A small ball was projected horizontally at a velocity of 18.8 meters per second. It moved in a straight line with a uniform deceleration of 3.7 meters per second squared. Determine the velocity of the ball three seconds after it started moving.
In order to answer this question, we will use the equations of uniform acceleration known as the SUVAT equations. 𝑠 is the displacement of the particle, 𝑢, its initial velocity, 𝑣, the final velocity, 𝑎, the acceleration, and 𝑡 is the time. In this question, we are told that the initial velocity of the ball is 18.8 meters per second. The ball is decelerating at a rate of 3.7 meters per second squared. This means that 𝑎 is equal to negative 3.7.
We want to calculate the value of 𝑣 when the time is equal to three seconds.
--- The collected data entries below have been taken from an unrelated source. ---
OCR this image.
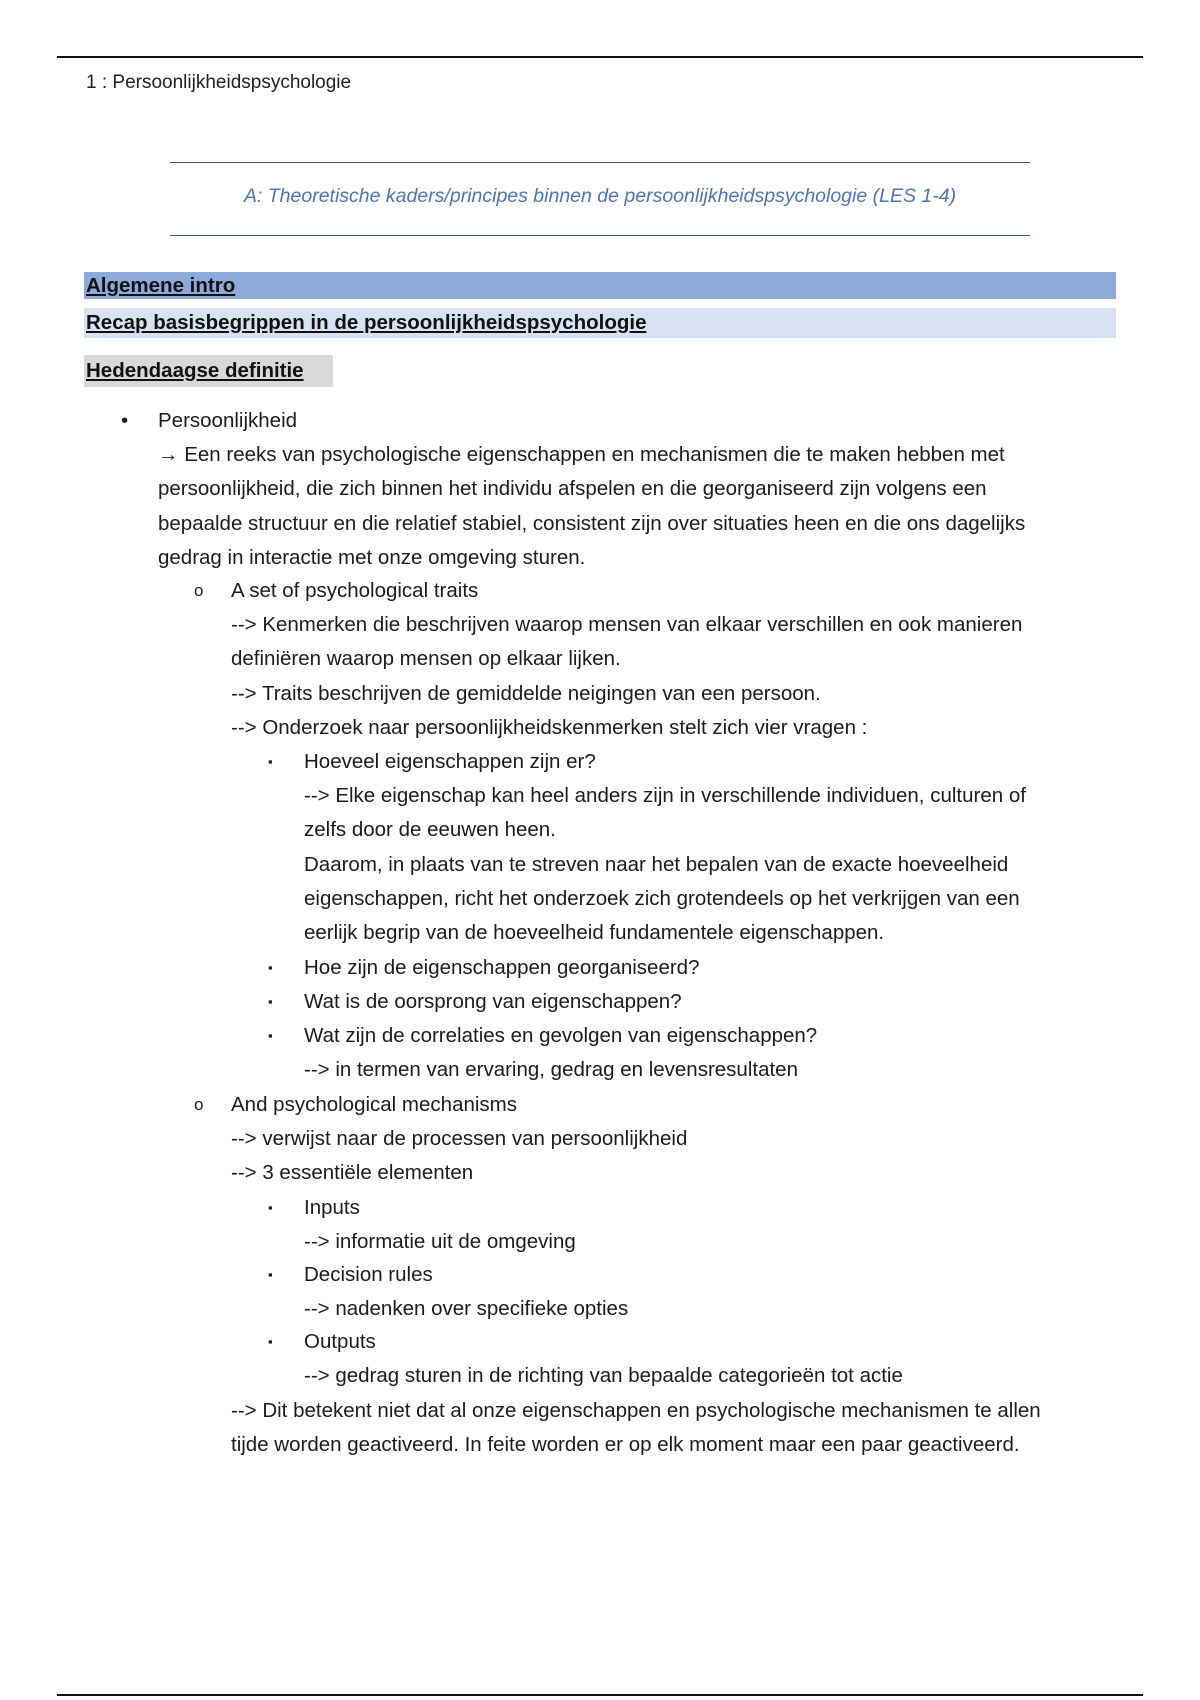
1 : Persoonlijkheidspsychologie
A: Theoretische kaders/principes binnen de persoonlijkheidspsychologie (LES 1-4)
Algemene intro
Recap basisbegrippen in de persoonlijkheidspsychologie
Hedendaagse definitie
• Persoonlijkheid
→ Een reeks van psychologische eigenschappen en mechanismen die te maken hebben met
persoonlijkheid, die zich binnen het individu afspelen en die georganiseerd zijn volgens een
bepaalde structuur en die relatief stabiel, consistent zijn over situaties heen en die ons dagelijks
gedrag in interactie met onze omgeving sturen.
o A set of psychological traits
--> Kenmerken die beschrijven waarop mensen van elkaar verschillen en ook manieren
definiëren waarop mensen op elkaar lijken.
--> Traits beschrijven de gemiddelde neigingen van een persoon.
--> Onderzoek naar persoonlijkheidskenmerken stelt zich vier vragen :
▪ Hoeveel eigenschappen zijn er?
--> Elke eigenschap kan heel anders zijn in verschillende individuen, culturen of
zelfs door de eeuwen heen.
Daarom, in plaats van te streven naar het bepalen van de exacte hoeveelheid
eigenschappen, richt het onderzoek zich grotendeels op het verkrijgen van een
eerlijk begrip van de hoeveelheid fundamentele eigenschappen.
▪ Hoe zijn de eigenschappen georganiseerd?
▪ Wat is de oorsprong van eigenschappen?
▪ Wat zijn de correlaties en gevolgen van eigenschappen?
--> in termen van ervaring, gedrag en levensresultaten
o And psychological mechanisms
--> verwijst naar de processen van persoonlijkheid
--> 3 essentiële elementen
▪ Inputs
--> informatie uit de omgeving
▪ Decision rules
--> nadenken over specifieke opties
▪ Outputs
--> gedrag sturen in de richting van bepaalde categorieën tot actie
--> Dit betekent niet dat al onze eigenschappen en psychologische mechanismen te allen
tijde worden geactiveerd. In feite worden er op elk moment maar een paar geactiveerd.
In order to do this, we will use the equation 𝑣 is equal to 𝑢 plus 𝑎𝑡. Substituting in our values, we have 𝑣 is equal to 18.8 plus negative 3.7 multiplied by three. Negative 3.7 multiplied by three is equal to negative 11.1. We need to subtract 11.1 from 18.8. This is equal to 7.7. The velocity of the ball three seconds after it started moving is 7.7 meters per second. We knew that this answer had to be less than the initial velocity of 18.8 as the ball is decelerating.